Right now my job is to raise support. I have been called as Church Planter Recruitment Director for Mission to North America, but this is not a salaried position. I must raise my support for this position. So how do I do that without making it the focus of my life? And even beyond that, how do not let the ups and downs of support-raising dictate my life? How do I keep myself from feeling encouraged when money comes in and discouraged when it does not? How do I do what I am supposed to do without gaining my sense of joy and identity from it? In other words, how do I live my life without gaining my life from my life?
I believe it is like this. We must live our life without loving our life. Listen to Revelation 12:10-11. This is one of my favorite passages in the Bible. “And I heard a loud voice in heaven, saying, ‘Now the salvation and the power and the kingdom of our God and the authority of his Christ have come, for the accuser of our brothers has been thrown down, who accuses them day and night before our God. 11 And they have conquered him by the blood of the Lamb and by the word of their testimony, for they loved not their lives even unto death.’” In the context of the visions of Revelation, this voice is heard right after Satan and his forces were defeated.

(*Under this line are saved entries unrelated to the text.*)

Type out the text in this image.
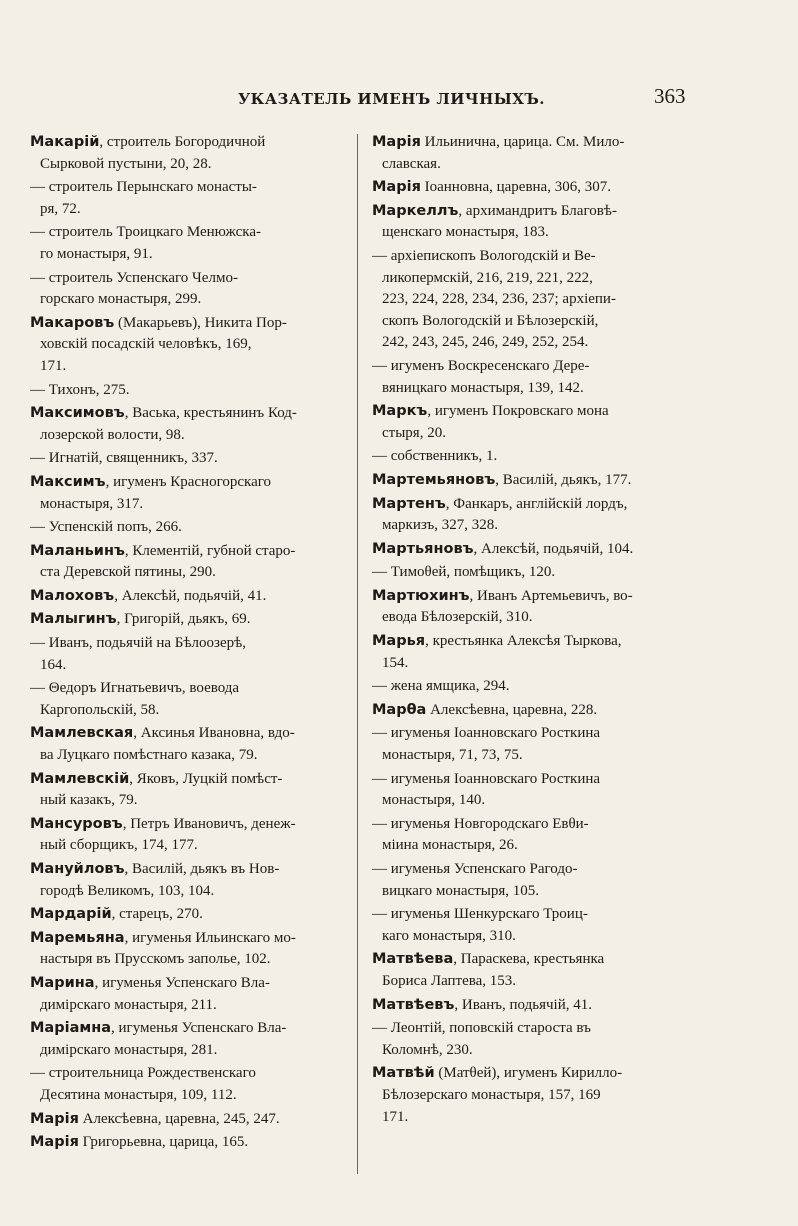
УКАЗАТЕЛЬ ИМЕНЪ ЛИЧНЫХЪ.	363
Макарій, строитель Богородичной
Сырковой пустыни, 20, 28.
— строитель Перынскаго монасты-
ря, 72.
— строитель Троицкаго Менюжска-
го монастыря, 91.
— строитель Успенскаго Челмо-
горскаго монастыря, 299.
Макаровъ (Макарьевъ), Никита Пор-
ховскій посадскій человѣкъ, 169,
171.
— Тихонъ, 275.
Максимовъ, Васька, крестьянинъ Код-
лозерской волости, 98.
— Игнатій, священникъ, 337.
Максимъ, игуменъ Красногорскаго
монастыря, 317.
— Успенскій попъ, 266.
Маланьинъ, Клементій, губной старо-
ста Деревской пятины, 290.
Малоховъ, Алексѣй, подьячій, 41.
Малыгинъ, Григорій, дьякъ, 69.
— Иванъ, подьячій на Бѣлоозерѣ,
164.
— Θедоръ Игнатьевичъ, воевода
Каргопольскій, 58.
Мамлевская, Аксинья Ивановна, вдо-
ва Луцкаго помѣстнаго казака, 79.
Мамлевскій, Яковъ, Луцкій помѣст-
ный казакъ, 79.
Мансуровъ, Петръ Ивановичъ, денеж-
ный сборщикъ, 174, 177.
Мануйловъ, Василій, дьякъ въ Нов-
городѣ Великомъ, 103, 104.
Мардарій, старецъ, 270.
Маремьяна, игуменья Ильинскаго мо-
настыря въ Прусскомъ заполье, 102.
Марина, игуменья Успенскаго Вла-
димірскаго монастыря, 211.
Маріамна, игуменья Успенскаго Вла-
димірскаго монастыря, 281.
— строительница Рождественскаго
Десятина монастыря, 109, 112.
Марія Алексѣевна, царевна, 245, 247.
Марія Григорьевна, царица, 165.
Марія Ильинична, царица. См. Мило-
славская.
Марія Іоанновна, царевна, 306, 307.
Маркеллъ, архимандритъ Благовѣ-
щенскаго монастыря, 183.
— архіепископъ Вологодскій и Ве-
ликопермскій, 216, 219, 221, 222,
223, 224, 228, 234, 236, 237; архіепи-
скопъ Вологодскій и Бѣлозерскій,
242, 243, 245, 246, 249, 252, 254.
— игуменъ Воскресенскаго Дере-
вяницкаго монастыря, 139, 142.
Маркъ, игуменъ Покровскаго мона
стыря, 20.
— собственникъ, 1.
Мартемьяновъ, Василій, дьякъ, 177.
Мартенъ, Фанкаръ, англійскій лордъ,
маркизъ, 327, 328.
Мартьяновъ, Алексѣй, подьячій, 104.
— Тимоθей, помѣщикъ, 120.
Мартюхинъ, Иванъ Артемьевичъ, во-
евода Бѣлозерскій, 310.
Марья, крестьянка Алексѣя Тыркова,
154.
— жена ямщика, 294.
Марθа Алексѣевна, царевна, 228.
— игуменья Іоанновскаго Росткина
монастыря, 71, 73, 75.
— игуменья Іоанновскаго Росткина
монастыря, 140.
— игуменья Новгородскаго Евθи-
міина монастыря, 26.
— игуменья Успенскаго Рагодо-
вицкаго монастыря, 105.
— игуменья Шенкурскаго Троиц-
каго монастыря, 310.
Матвѣева, Параскева, крестьянка
Бориса Лаптева, 153.
Матвѣевъ, Иванъ, подьячій, 41.
— Леонтій, поповскій староста въ
Коломнѣ, 230.
Матвѣй (Матθей), игуменъ Кирилло-
Бѣлозерскаго монастыря, 157, 169
171.
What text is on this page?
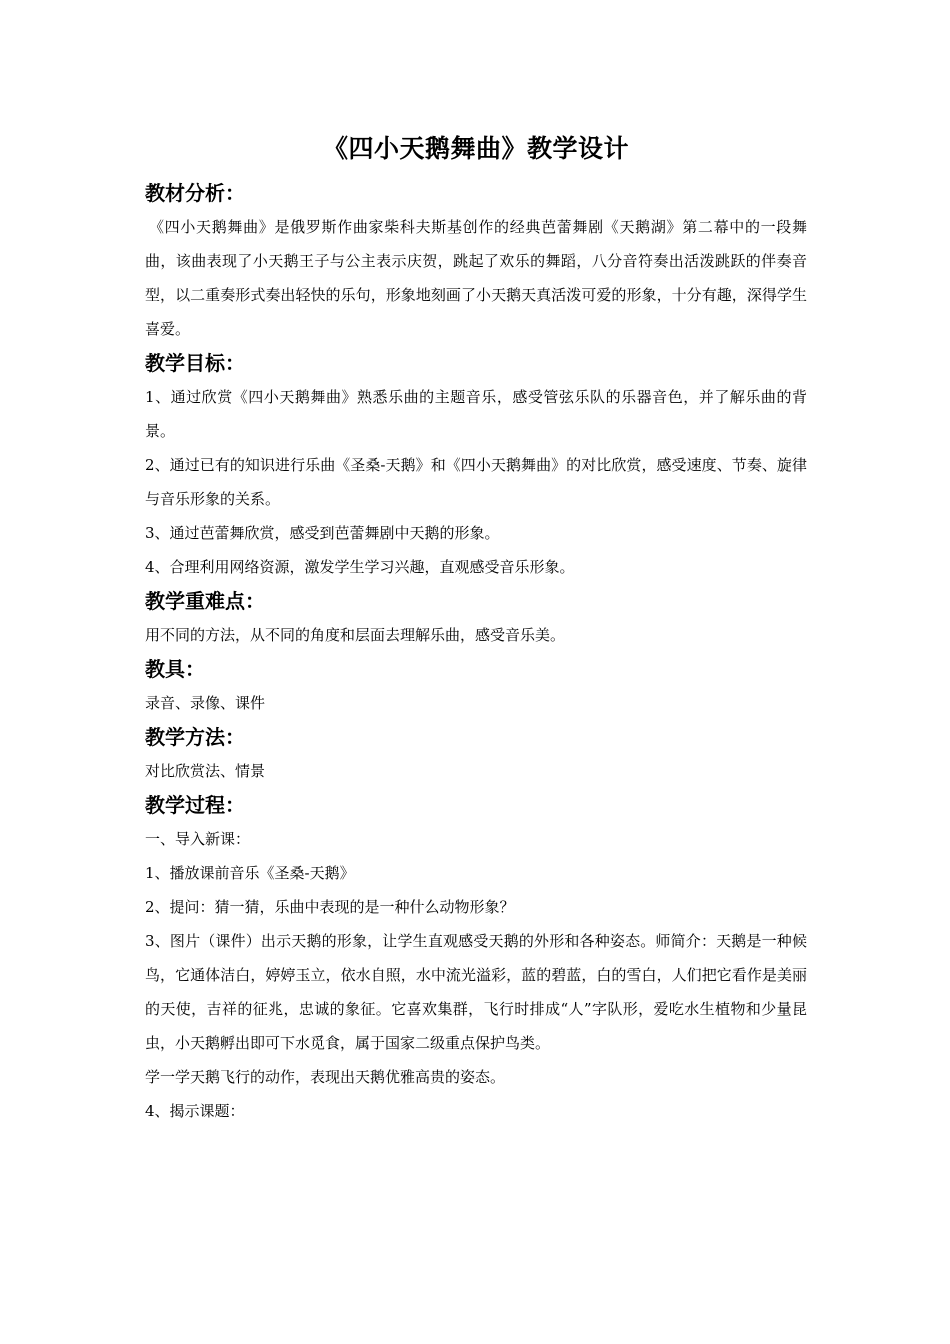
《四小天鹅舞曲》教学设计
教材分析：

《四小天鹅舞曲》是俄罗斯作曲家柴科夫斯基创作的经典芭蕾舞剧《天鹅湖》第二幕中的一段舞曲，该曲表现了小天鹅王子与公主表示庆贺，跳起了欢乐的舞蹈，八分音符奏出活泼跳跃的伴奏音型，以二重奏形式奏出轻快的乐句，形象地刻画了小天鹅天真活泼可爱的形象，十分有趣，深得学生喜爱。

教学目标：

1、通过欣赏《四小天鹅舞曲》熟悉乐曲的主题音乐，感受管弦乐队的乐器音色，并了解乐曲的背景。

2、通过已有的知识进行乐曲《圣桑-天鹅》和《四小天鹅舞曲》的对比欣赏，感受速度、节奏、旋律与音乐形象的关系。

3、通过芭蕾舞欣赏，感受到芭蕾舞剧中天鹅的形象。

4、合理利用网络资源，激发学生学习兴趣，直观感受音乐形象。

教学重难点：

用不同的方法，从不同的角度和层面去理解乐曲，感受音乐美。

教具：

录音、录像、课件

教学方法：

对比欣赏法、情景

教学过程：

一、导入新课：

1、播放课前音乐《圣桑-天鹅》

2、提问：猜一猜，乐曲中表现的是一种什么动物形象？

3、图片（课件）出示天鹅的形象，让学生直观感受天鹅的外形和各种姿态。师简介：天鹅是一种候鸟，它通体洁白，婷婷玉立，依水自照，水中流光溢彩，蓝的碧蓝，白的雪白，人们把它看作是美丽的天使，吉祥的征兆，忠诚的象征。它喜欢集群，飞行时排成“人”字队形，爱吃水生植物和少量昆虫，小天鹅孵出即可下水觅食，属于国家二级重点保护鸟类。

学一学天鹅飞行的动作，表现出天鹅优雅高贵的姿态。

4、揭示课题：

So let’s play this out a little bit. How do we conquer Satan? What does verse 11 say? We do so through the blood of the Lamb and through our testimony. We do so through the sacrifice of Christ, the objective truth of the gospel, and through our testimony, our subjective faith in the truth of the gospel. But notice how can we have such a victory? The last phrase of verse 11 tells us: “for they loved not their lives even unto death.”
You see, it seems that there is something more important than life. It is possible to not love your life. You see, if we don’t love our lives, it must mean that we view our lives as secondary to something else. We all know that we must supremely love something. That is how God created us. Outside of the transforming power of the cross, we supremely love self. Through the transforming power of the cross, however, we are able to love God with all of our heart, soul, mind, and strength, and then out of that love we are able to love our neighbor.

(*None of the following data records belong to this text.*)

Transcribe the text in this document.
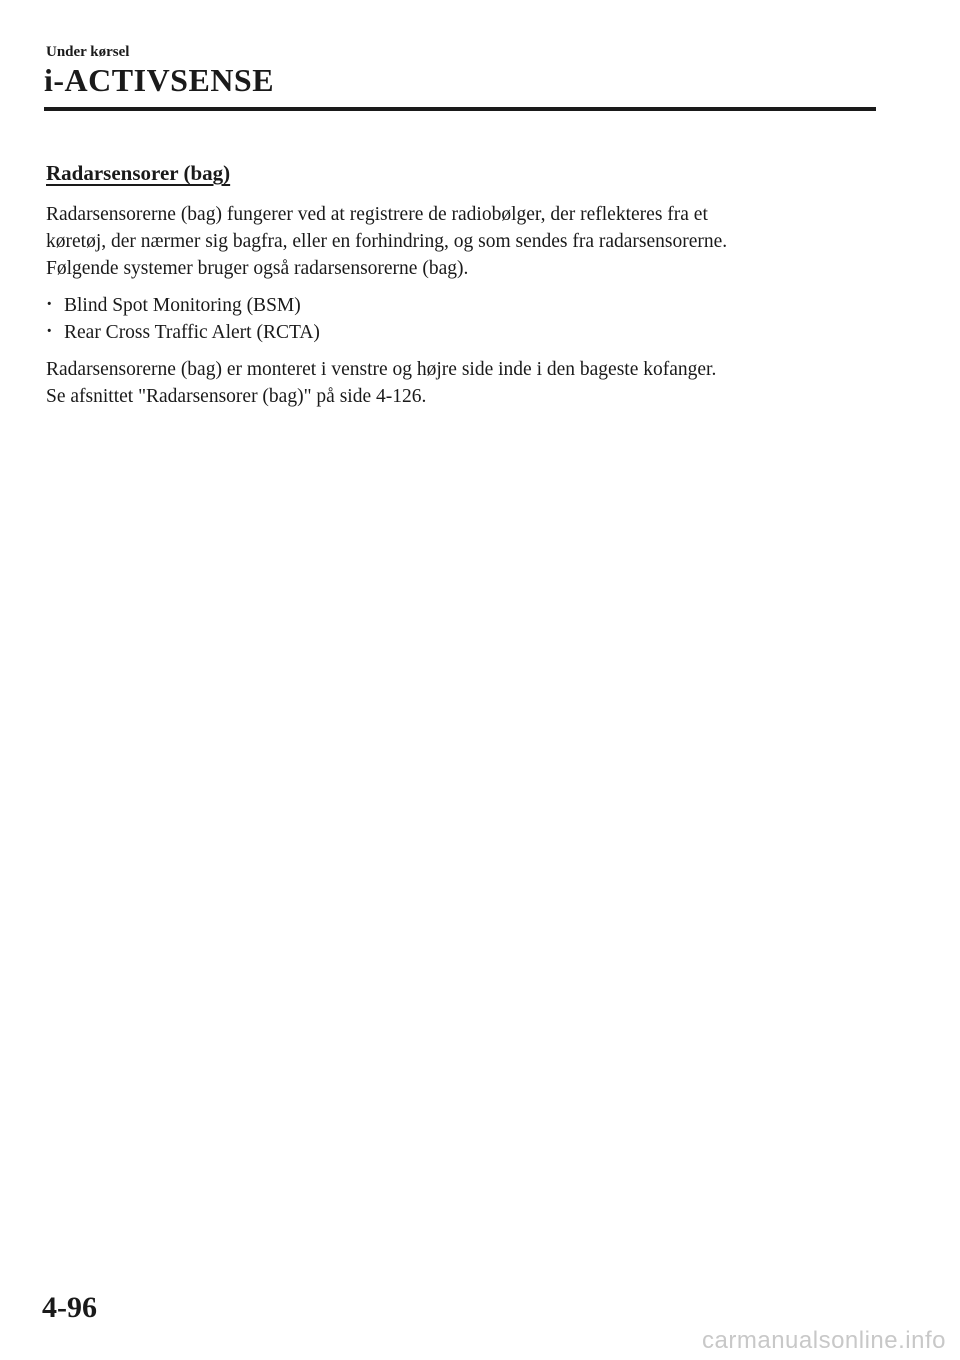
Under kørsel

i-ACTIVSENSE
Radarsensorer (bag)

Radarsensorerne (bag) fungerer ved at registrere de radiobølger, der reflekteres fra et
køretøj, der nærmer sig bagfra, eller en forhindring, og som sendes fra radarsensorerne.
Følgende systemer bruger også radarsensorerne (bag).

· Blind Spot Monitoring (BSM)
· Rear Cross Traffic Alert (RCTA)

Radarsensorerne (bag) er monteret i venstre og højre side inde i den bageste kofanger.
Se afsnittet "Radarsensorer (bag)" på side 4-126.

4-96

carmanualsonline.info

So, let’s go back to Revelation 12. Satan is defeated when we have such faith in the cross that we would love something more supremely than our own life, and to do so unto death. That’s what it says. What an amazing phrase—to not love our lives even unto death. What a God-honoring juxtaposition of words—to think less of life all the way up until death. Now what does it mean to think less of life? What does it mean to live life knowing that there are things more important than life, and to live this way all throughout your life, even unto death? It means freedom. You see, if we don’t love our life, then we are free to give it up. We are the master over our life; it does not master us. Whatever we love, masters us. And whatever we love supremely, that thing supremely masters us. And we know that this is true. We all give ourselves to whatever we love, and thus that thing to which we give ourselves has great control over us. And so to love not our lives, to consider something else—namely Christ—more important than our lives gives me great freedom. No one can hold anything over on me. No one can take anything away from me. No one can control me with promises of this or that, because I already consider the most important thing that I have, my life, of secondary importance.

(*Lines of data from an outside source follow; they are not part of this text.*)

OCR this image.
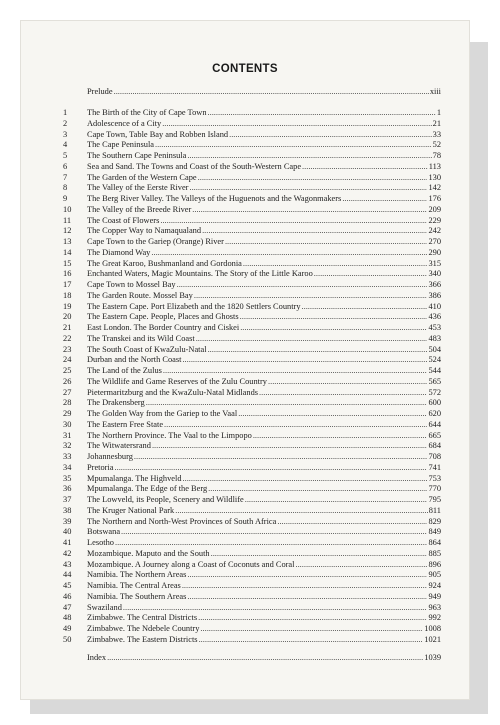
CONTENTS
Prelude .....	xiii
1	The Birth of the City of Cape Town .....	1
2	Adolescence of a City .....	21
3	Cape Town, Table Bay and Robben Island .....	33
4	The Cape Peninsula .....	52
5	The Southern Cape Peninsula .....	78
6	Sea and Sand. The Towns and Coast of the South-Western Cape .....	113
7	The Garden of the Western Cape .....	130
8	The Valley of the Eerste River .....	142
9	The Berg River Valley. The Valleys of the Huguenots and the Wagonmakers .....	176
10	The Valley of the Breede River .....	209
11	The Coast of Flowers .....	229
12	The Copper Way to Namaqualand .....	242
13	Cape Town to the Gariep (Orange) River .....	270
14	The Diamond Way .....	290
15	The Great Karoo, Bushmanland and Gordonia .....	315
16	Enchanted Waters, Magic Mountains. The Story of the Little Karoo .....	340
17	Cape Town to Mossel Bay .....	366
18	The Garden Route. Mossel Bay .....	386
19	The Eastern Cape. Port Elizabeth and the 1820 Settlers Country .....	410
20	The Eastern Cape. People, Places and Ghosts .....	436
21	East London. The Border Country and Ciskei .....	453
22	The Transkei and its Wild Coast .....	483
23	The South Coast of KwaZulu-Natal .....	504
24	Durban and the North Coast .....	524
25	The Land of the Zulus .....	544
26	The Wildlife and Game Reserves of the Zulu Country .....	565
27	Pietermaritzburg and the KwaZulu-Natal Midlands .....	572
28	The Drakensberg .....	600
29	The Golden Way from the Gariep to the Vaal .....	620
30	The Eastern Free State .....	644
31	The Northern Province. The Vaal to the Limpopo .....	665
32	The Witwatersrand .....	684
33	Johannesburg .....	708
34	Pretoria .....	741
35	Mpumalanga. The Highveld .....	753
36	Mpumalanga. The Edge of the Berg .....	770
37	The Lowveld, its People, Scenery and Wildlife .....	795
38	The Kruger National Park .....	811
39	The Northern and North-West Provinces of South Africa .....	829
40	Botswana .....	849
41	Lesotho .....	864
42	Mozambique. Maputo and the South .....	885
43	Mozambique. A Journey along a Coast of Coconuts and Coral .....	896
44	Namibia. The Northern Areas .....	905
45	Namibia. The Central Areas .....	924
46	Namibia. The Southern Areas .....	949
47	Swaziland .....	963
48	Zimbabwe. The Central Districts .....	992
49	Zimbabwe. The Ndebele Country .....	1008
50	Zimbabwe. The Eastern Districts .....	1021
Index .....	1039
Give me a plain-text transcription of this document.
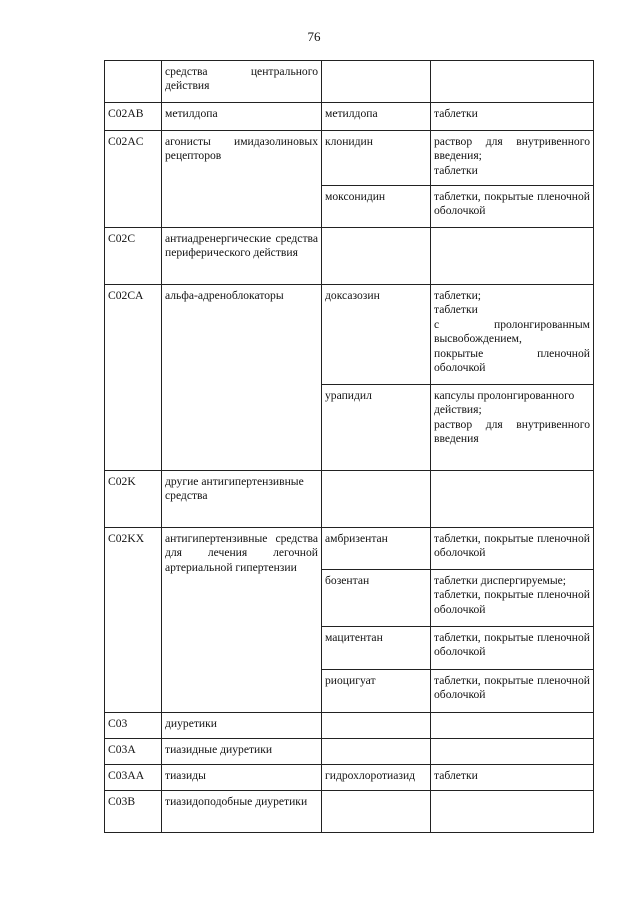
76
	средства центрального действия		
C02AB	метилдопа	метилдопа	таблетки
C02AC	агонисты имидазолиновых рецепторов	клонидин	раствор для внутривенного введения;
таблетки

		моксонидин	таблетки, покрытые пленочной оболочкой
C02C	антиадренергические средства периферического действия		
C02CA	альфа-адреноблокаторы	доксазозин	таблетки;
таблетки
с пролонгированным высвобождением,
покрытые пленочной оболочкой

		урапидил	капсулы пролонгированного действия;
раствор для внутривенного введения

C02K	другие антигипертензивные средства		
C02KX	антигипертензивные средства для лечения легочной артериальной гипертензии	амбризентан	таблетки, покрытые пленочной оболочкой
		бозентан	таблетки диспергируемые;
таблетки, покрытые пленочной оболочкой

		мацитентан	таблетки, покрытые пленочной оболочкой
		риоцигуат	таблетки, покрытые пленочной оболочкой
C03	диуретики		
C03A	тиазидные диуретики		
C03AA	тиазиды	гидрохлоротиазид	таблетки
C03B	тиазидоподобные диуретики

This is how we live our life without loving it. We consider Jesus more important, more satisfying, more necessary than even our own life. What this means practically is this. We can live our life without gaining our life from our life. I can live my life as a pastor without gaining my life—my contentment, my fulfillment, my identity—from my life as a pastor. I can raise support without gaining my life from raising support (feeling good when money comes in, feeling bad when it doesn’t), and I can do this, according to Revelation 12:11, through the truth of the cross and my faith in that truth, for having faith in the cross shows that I don’t love my life supremely, that I love Jesus supremely.